Depuis de longues heures, c’était une clameur ininterrompue. Les hommes, pareils aux vagues sur le rivage, surgissaient à tout instant, l’arme à la main, la bouche hurlante, les yeux aussi apeurés qu’effrayants, sur les murailles défendues. On avait beau les repousser, en tuer dix et en blesser cent, il en revenait toujours, à la peau mate ou au cheveu roux, à la lance affutée et au sabre tranchant.
En ces moments, le temps s’écoule longuement. Les voix humaines se taisent et l’on ne distingue plus que les cris bestiaux. Sitôt que l’on envoie un héraut, sa mission dure bien trop, et le message attendu ne parvient que tardivement. Si l’on pense un site bien défendu, alors un autre se découvre, et il faut depuis l’un courir vers l’autre dispenser les ordres et les secours.

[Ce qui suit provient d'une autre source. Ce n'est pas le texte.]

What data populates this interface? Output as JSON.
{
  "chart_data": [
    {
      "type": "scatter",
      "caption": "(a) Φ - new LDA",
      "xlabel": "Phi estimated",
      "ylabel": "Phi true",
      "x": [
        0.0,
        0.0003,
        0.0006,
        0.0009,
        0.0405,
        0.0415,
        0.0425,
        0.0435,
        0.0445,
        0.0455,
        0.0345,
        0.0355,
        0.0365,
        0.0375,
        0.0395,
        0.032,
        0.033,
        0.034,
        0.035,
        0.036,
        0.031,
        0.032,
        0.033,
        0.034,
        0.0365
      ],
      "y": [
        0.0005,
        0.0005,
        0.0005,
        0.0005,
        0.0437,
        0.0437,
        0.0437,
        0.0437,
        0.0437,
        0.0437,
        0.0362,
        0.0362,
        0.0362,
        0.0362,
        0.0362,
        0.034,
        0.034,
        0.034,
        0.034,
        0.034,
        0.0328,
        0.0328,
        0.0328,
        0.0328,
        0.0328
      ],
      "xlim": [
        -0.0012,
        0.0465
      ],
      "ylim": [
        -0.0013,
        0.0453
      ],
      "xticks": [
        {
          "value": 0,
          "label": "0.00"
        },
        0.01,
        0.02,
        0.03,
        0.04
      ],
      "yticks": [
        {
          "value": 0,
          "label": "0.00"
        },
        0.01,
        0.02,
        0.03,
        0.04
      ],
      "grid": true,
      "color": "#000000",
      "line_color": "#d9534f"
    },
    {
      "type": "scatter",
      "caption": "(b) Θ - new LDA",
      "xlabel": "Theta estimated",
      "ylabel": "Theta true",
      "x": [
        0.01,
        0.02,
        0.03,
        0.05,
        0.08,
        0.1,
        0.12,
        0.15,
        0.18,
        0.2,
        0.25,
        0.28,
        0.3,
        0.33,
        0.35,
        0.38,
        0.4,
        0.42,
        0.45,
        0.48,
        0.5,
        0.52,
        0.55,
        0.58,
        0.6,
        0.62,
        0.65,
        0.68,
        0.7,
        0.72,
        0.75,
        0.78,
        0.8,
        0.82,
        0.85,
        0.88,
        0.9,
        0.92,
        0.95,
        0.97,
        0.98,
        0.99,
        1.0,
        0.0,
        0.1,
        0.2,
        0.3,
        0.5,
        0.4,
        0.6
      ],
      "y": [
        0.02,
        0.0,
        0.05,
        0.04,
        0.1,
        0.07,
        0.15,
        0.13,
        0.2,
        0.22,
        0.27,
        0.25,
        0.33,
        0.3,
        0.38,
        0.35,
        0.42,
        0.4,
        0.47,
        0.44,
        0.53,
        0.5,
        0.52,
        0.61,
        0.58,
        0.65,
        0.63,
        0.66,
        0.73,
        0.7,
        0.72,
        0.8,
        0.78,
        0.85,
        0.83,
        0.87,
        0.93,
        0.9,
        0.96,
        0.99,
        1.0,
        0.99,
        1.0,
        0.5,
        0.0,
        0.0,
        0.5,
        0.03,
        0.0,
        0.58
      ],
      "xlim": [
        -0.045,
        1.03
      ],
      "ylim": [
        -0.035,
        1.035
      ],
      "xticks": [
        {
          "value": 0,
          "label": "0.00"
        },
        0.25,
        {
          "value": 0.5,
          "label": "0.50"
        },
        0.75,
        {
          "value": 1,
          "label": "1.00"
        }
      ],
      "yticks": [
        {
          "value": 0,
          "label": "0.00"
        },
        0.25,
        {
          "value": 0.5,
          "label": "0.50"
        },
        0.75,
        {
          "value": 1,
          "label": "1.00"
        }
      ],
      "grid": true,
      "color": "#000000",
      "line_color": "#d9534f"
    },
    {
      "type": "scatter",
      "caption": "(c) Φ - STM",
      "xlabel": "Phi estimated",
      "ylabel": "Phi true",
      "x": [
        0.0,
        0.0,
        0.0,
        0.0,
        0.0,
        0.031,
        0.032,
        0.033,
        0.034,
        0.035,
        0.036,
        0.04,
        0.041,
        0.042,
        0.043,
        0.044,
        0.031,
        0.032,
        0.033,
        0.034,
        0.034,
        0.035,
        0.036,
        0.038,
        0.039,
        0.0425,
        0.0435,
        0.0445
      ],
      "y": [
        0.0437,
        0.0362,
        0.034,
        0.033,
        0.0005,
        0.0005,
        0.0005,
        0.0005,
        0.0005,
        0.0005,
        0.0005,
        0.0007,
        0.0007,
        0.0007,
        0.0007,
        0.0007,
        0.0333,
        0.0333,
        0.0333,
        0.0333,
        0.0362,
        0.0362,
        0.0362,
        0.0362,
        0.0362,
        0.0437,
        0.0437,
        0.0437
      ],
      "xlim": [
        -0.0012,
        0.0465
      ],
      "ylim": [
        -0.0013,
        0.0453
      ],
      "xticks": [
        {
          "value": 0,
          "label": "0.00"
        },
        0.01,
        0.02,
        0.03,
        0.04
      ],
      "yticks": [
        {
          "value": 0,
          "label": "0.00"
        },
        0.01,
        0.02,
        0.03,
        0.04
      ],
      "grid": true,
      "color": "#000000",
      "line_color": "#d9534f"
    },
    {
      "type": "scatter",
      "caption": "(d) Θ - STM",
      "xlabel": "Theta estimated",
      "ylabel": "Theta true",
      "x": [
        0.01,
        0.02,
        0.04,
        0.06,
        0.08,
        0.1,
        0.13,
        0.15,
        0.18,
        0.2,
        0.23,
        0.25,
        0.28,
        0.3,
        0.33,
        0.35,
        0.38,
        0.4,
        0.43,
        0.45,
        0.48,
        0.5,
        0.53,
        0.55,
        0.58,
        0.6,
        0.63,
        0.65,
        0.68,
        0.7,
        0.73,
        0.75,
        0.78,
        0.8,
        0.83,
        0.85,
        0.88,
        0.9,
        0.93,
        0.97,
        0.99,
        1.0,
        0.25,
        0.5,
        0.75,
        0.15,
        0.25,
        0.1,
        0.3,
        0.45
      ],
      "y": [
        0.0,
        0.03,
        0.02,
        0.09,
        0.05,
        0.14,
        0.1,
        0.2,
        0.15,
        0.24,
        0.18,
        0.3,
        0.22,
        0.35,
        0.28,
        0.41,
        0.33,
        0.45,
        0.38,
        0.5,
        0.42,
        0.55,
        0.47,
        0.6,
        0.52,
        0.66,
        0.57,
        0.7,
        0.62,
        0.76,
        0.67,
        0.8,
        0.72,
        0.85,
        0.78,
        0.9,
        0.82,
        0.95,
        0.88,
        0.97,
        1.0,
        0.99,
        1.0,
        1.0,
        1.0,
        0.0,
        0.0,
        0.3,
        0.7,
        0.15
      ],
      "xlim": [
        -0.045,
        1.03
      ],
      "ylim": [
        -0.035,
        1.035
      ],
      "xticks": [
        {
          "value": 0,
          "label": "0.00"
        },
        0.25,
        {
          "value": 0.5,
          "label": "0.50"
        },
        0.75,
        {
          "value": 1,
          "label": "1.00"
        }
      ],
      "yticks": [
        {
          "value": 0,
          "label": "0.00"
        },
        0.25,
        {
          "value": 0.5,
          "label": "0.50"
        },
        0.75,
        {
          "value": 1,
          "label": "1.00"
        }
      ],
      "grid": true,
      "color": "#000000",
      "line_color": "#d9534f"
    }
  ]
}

En cet an de grâce 1596, nul n’accorde sa pitié. C’est qu’il faut défendre l’ouest contre le Turc tout-puissant. Il a déjà pris la plaine, et regarde vers le Ponant. Alors, à renfort de prières et d’une violence obscène, on s’en vient d’Autriche pour l’arrêter. Eger lève la tête, par défi et par fierté ; mais c’est devant le sultan que tour à tour on s’agenouille pour capituler.
Tous les sangs de tous les hommes ne suffisent pas à dégoûter l’adversaire. Bientôt ils sont dans la cité, ces hommes au turban célères. Ils font irruption dans les maisons, à la recherche de vivres et de distractions. Mais l’on se bat encore sur les murs de la citadelle tandis que depuis les tours s’échappent des flammes épouvantablement belles.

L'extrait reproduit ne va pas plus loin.